LA TARANTA CONTINUA A...PIZZICARE

Bellissima  serata nelle prove del concerto della Notte della Taranta

 

Un’atmosfera rilassata e piacevole si respirava ieri sera a Melpignano. Già dalle prime ore di un assolato pomeriggio di agosto,  centinaia di persone si erano sistemate sul piazzale dell’ex convento degli Agostiniani per assistere alle prove del concerto. Man mano che i colori del tramonto  si riflettevano sul grande palco, le centinaia diventavano migliaia  sempre in un composto atteggiamento di relax e sana voglia di ascoltare musica, senza  eccessi e senza disordini.

Persone di tutte le età erano lì in paziente attesa. C’erano gli asciugamano  stesi sull’erba e famiglie intere con sedie e sgabelli per non stancarsi durante il  lungo concerto e poi  comitive di amici organizzati con tutto l’occorrente come per una simpatica scampagnata.

Bimbi che saltellavano sul prato, ragazzi col tamburello che improvvisavano ballate, coppie di anziani con le loro sedie a sdraio e il volto sorridente rivolto verso il palco in attesa di quella nota, di quella canzone che li rimandasse  un po’ indietro nel tempo, quando da giovani improvvisavano balli e canti in casa, tra amici.

Intorno alle 18,30 si comincia a sentire qualche accordo, qualche ritornello di canzone e tutti  attendono, in trepidante attesa, l’inizio vero e proprio.

L’atmosfera è coinvolgente con un pubblico composto e attento, intenzionato solo a sentire la musica. Nessuna “esibizione” di  bottiglie di birra o di altri alcolici, né ragazzi sfrenati alla ricerca di emozioni estreme e trasgressive scalmanati e urlani...no, niente di tutto questo.

Piacevole e moderatamente allegro, questo è il pubblico della vigilia. Mi auguro che anche quello del concerto, quest’anno,  sia  così splendidamente  composto.

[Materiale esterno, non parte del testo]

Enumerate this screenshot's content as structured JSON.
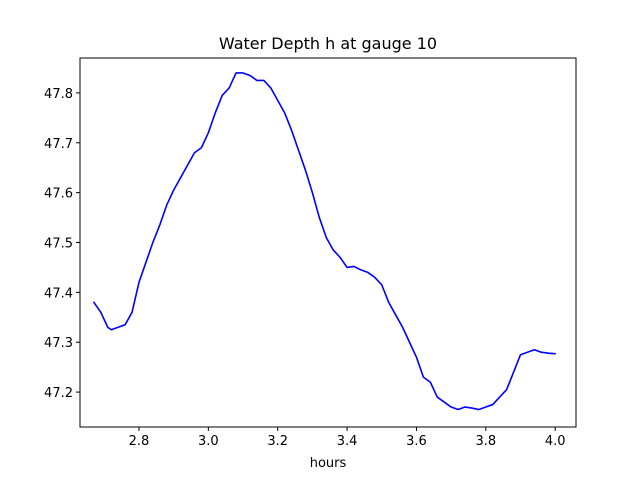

Tornando alle prove, verso le  20,30-21,00, il pubblico è cresciuto tantissimo...alla fine si parlerà di 50 mila - 60mila persone.

Applausi, tanti e tanta partecipazione con canti, balli e tamburellisti improvvisati.

Un pre concertone fantastico che lascia presupporre un concerto altrettanto bello! Fortissima come sempre l’emozione che si prova ad essere  lì  “dentro” la musica e poco importa che siano prove e non il concerto vero e proprio:  lei come un vortice magico ti avvolge e coinvolge.

Quando i musicisti, con i loro strumenti, hanno iniziato a suonare è calato il silenzio,  ma quando “entrava in scena” il suono incalzante dei tamburelli, riusciva a rendere  magica una normalissima serata d’agosto.

Grande Phil Manzanera, bravissimo Paul Simonon, il bassista dei Clash, grande anche il batterista Tony Allen e la meravigliosa violinista Anne Phoebe; fantastico Antonio Castrignanò e gli altri artisti salentini, grandioso Ligabue che ha saputo accostarsi alla nostra musica popolare con rispetto ed umiltà come solo un grande artista sa fare. Ascoltare "Beddhra ci dormi", cantata da lui, non ha prezzo.